Nur 30 Millionen Impfungen - statt 60
Nach einer Kalkulation seiner Vereinigung sei jedoch nur mit höchstens 30 Millionen Impfungen zu rechnen. Dabei seien ein zweiter Booster für alle ab 60, ein erster Booster für alle Jüngeren und ein üppiges Kontingent für Ungeimpfte großzügig eingerechnet.
Das Ziel der Bundesregierung von 50 bis 60 Millionen Impfungen "ist unseres Erachtens unrealistisch", sagte Gassen. Sollte Lauterbach wie von Medien berichtet mehr als 200 Millionen Dosen bestellt haben, "ist zu erwarten, dass Impfstoff im Wert von möglicherweise hundert Millionen Euro oder mehr weggeworfen werden muss".
Gassen gegen pauschale vierte Impfung
Der Kassenärztechef kritisierte außerdem den Rat des Gesundheitsministers an unter 60-Jährige, sich rasch eine zweite Boosterimpfung zu holen. "Unter anderem aus israelischen Studien wissen wir, dass ein zweiter Booster bei jüngeren Gesunden nicht sinnvoll ist", betonte Gassen.
Auch im kommenden Herbst sehe er dafür aktuell keine Notwendigkeit, solange es nicht neue und deutlich gefährlichere Varianten gebe, ergänzte Gassen.

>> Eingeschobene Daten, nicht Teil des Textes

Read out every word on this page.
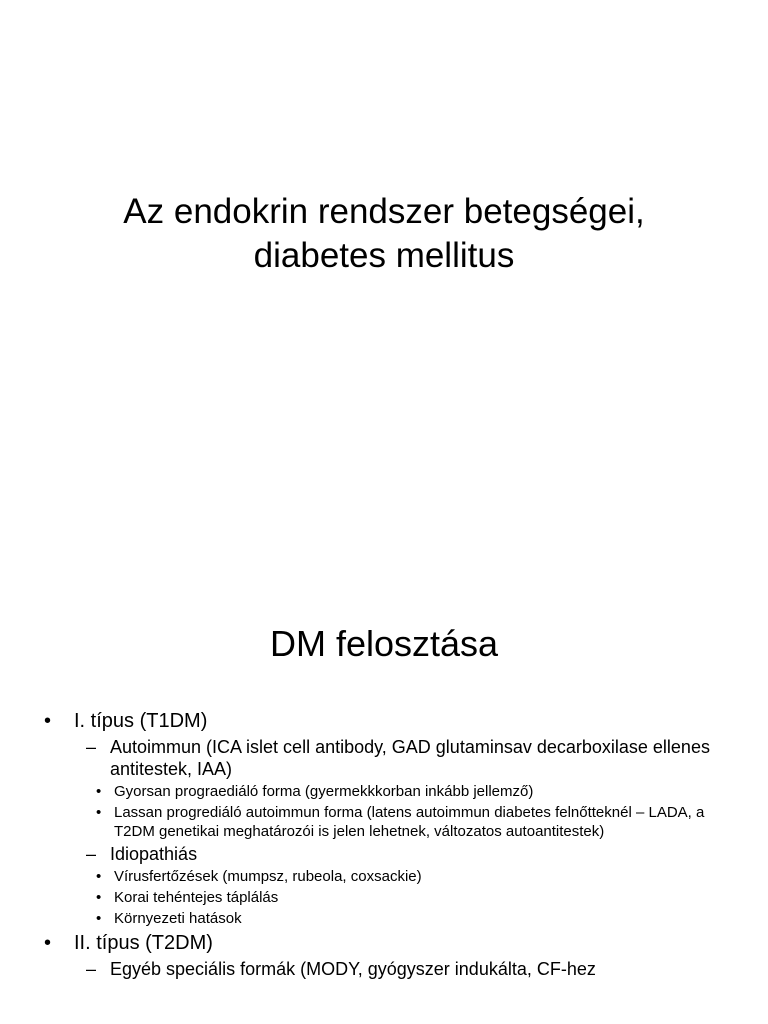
Az endokrin rendszer betegségei,
diabetes mellitus
DM felosztása
• I. típus (T1DM)
– Autoimmun (ICA islet cell antibody, GAD glutaminsav decarboxilase ellenes antitestek, IAA)
• Gyorsan prograediáló forma (gyermekkkorban inkább jellemző)
• Lassan progrediáló autoimmun forma (latens autoimmun diabetes felnőtteknél – LADA, a T2DM genetikai meghatározói is jelen lehetnek, változatos autoantitestek)
– Idiopathiás
• Vírusfertőzések (mumpsz, rubeola, coxsackie)
• Korai tehéntejes táplálás
• Környezeti hatások
• II. típus (T2DM)
– Egyéb speciális formák (MODY, gyógyszer indukálta, CF-hez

Auch STIKO-Chef widerspricht Lauterbach
Vor einer Woche hatte sich bereits auch der Chef der Ständigen Impfkommission (STIKO) gegen breite Viertimpfungen auch für jüngere Menschen ausgesprochen - und sich damit gegen die jüngste Empfehlung des Gesundheitsministers gewandt. Er kenne keine Daten, die einen solchen Ratschlag rechtfertigten, sagte Thomas Mertens der "Welt am Sonntag" und fügte hinzu: "Ich halte es für schlecht, medizinische Empfehlungen unter dem Motto 'Viel hilft viel' auszusprechen."
Kritik an der Empfehlung gab es daraufhin auch von der mitregierenden FDP. Generalsekretär Bijan Djir-Sarai sagte dem Portal "t-online": "Herr Lauterbach tut meiner Meinung nach gut daran, der STIKO bei Impfempfehlungen nicht vorauszugreifen."